“Why would twenty-first century Christians—who can read the Bible for themselves and attend Bible-believing churches—need to study Church History?”
2. Learning church history will curb the arrogance of our present.
Some evangelicals could very well define “church history” as “the study of how everybody misinterpreted the Bible until we came along.” In fact, on several occasions I’ve heard people actually say, “I don’t care if I’m the first person in history to read the Bible this way. If that’s what Scripture says, then I’m going to accept it.” We should admire this confidence in Scripture, but that statement places a lot of unquestioned confidence in one’s own abilities to properly interpret the Bible. Don’t get me wrong. I believe in the sufficiency of Scripture, but I don’t believe in the sufficiency of self. The kind of arrogance that makes a person completely abandon the contributions from the past is what C. S. Lewis called “chronological snobbery,” which he defined as “the uncritical acceptance of the intellectual climate common to our own age and the assumption that whatever has gone out of date is on that account discredited. You must find why it went out of date. Was it ever refuted (and if so by whom, where, and how conclusively) or did it merely die away as fashions do? If the latter, this tells us nothing about its truth or falsehood.” (C. S. Lewis, Surprised by Joy: The Shape of My Early Life [San Diego: Harcourt Brace & Company, 1955], 207–8)
Grown men often look back over their lives and reflect on how far they’ve come and the progress they’ve made throughout. But poet Thomas S. Jones presents the opposite perspective: what if the younger version of me were to peer forward and see what kind of person I have become? He mused:
Across the fields of yesterday
He sometimes comes to me,
A little lad just back from play—
The lad I used to be.
And yet he smiles so wistfully
Once he has crept within,
I wonder he still hopes to see
The man I might have been.
Those words haunt me. I often wonder what the bygone generations of Christianity might think if they could peer “across the fields of yesterday” and see what had become of the faith for which they lived and died. I constantly ask myself, “If the church fathers or Protestant Reformers were to show up at my church, would they worship . . . or run?” Sometimes I see such a pitch of “chronological snobbery” in many of our avant-garde churches that I wonder if we would purposely drive them off . . . then brag about having done so!

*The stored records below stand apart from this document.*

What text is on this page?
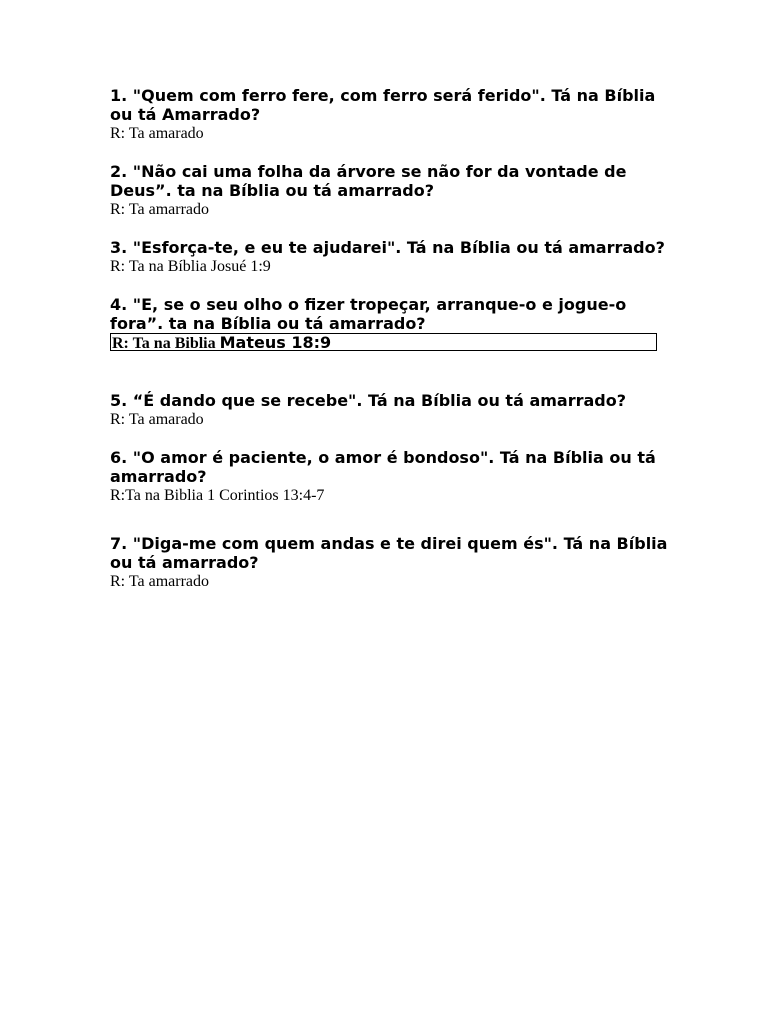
1. "Quem com ferro fere, com ferro será ferido". Tá na Bíblia ou tá Amarrado?

R: Ta amarado

2. "Não cai uma folha da árvore se não for da vontade de Deus”. ta na Bíblia ou tá amarrado?

R: Ta amarrado

3. "Esforça-te, e eu te ajudarei". Tá na Bíblia ou tá amarrado?

R: Ta na Bíblia Josué 1:9

4. "E, se o seu olho o fizer tropeçar, arranque-o e jogue-o fora”. ta na Bíblia ou tá amarrado?

R: Ta na Biblia Mateus 18:9

5. “É dando que se recebe". Tá na Bíblia ou tá amarrado?

R: Ta amarado

6. "O amor é paciente, o amor é bondoso". Tá na Bíblia ou tá amarrado?

R:Ta na Biblia 1 Corintios 13:4-7

7. "Diga-me com quem andas e te direi quem és". Tá na Bíblia ou tá amarrado?

R: Ta amarrado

Studying church history will help evangelicals understand their place in church history. It will help them see that their particular church tradition—with all its idiosyncrasies—is a flawed but valid part of something much bigger than themselves. They will realize that their present form of Christianity is itself a period that will one day be left in the distant past. They will be humbled by the moving testimonies, passionate ministries, and sacrificial devotion of the saints of old. The result? Church history will curb the arrogance of our present.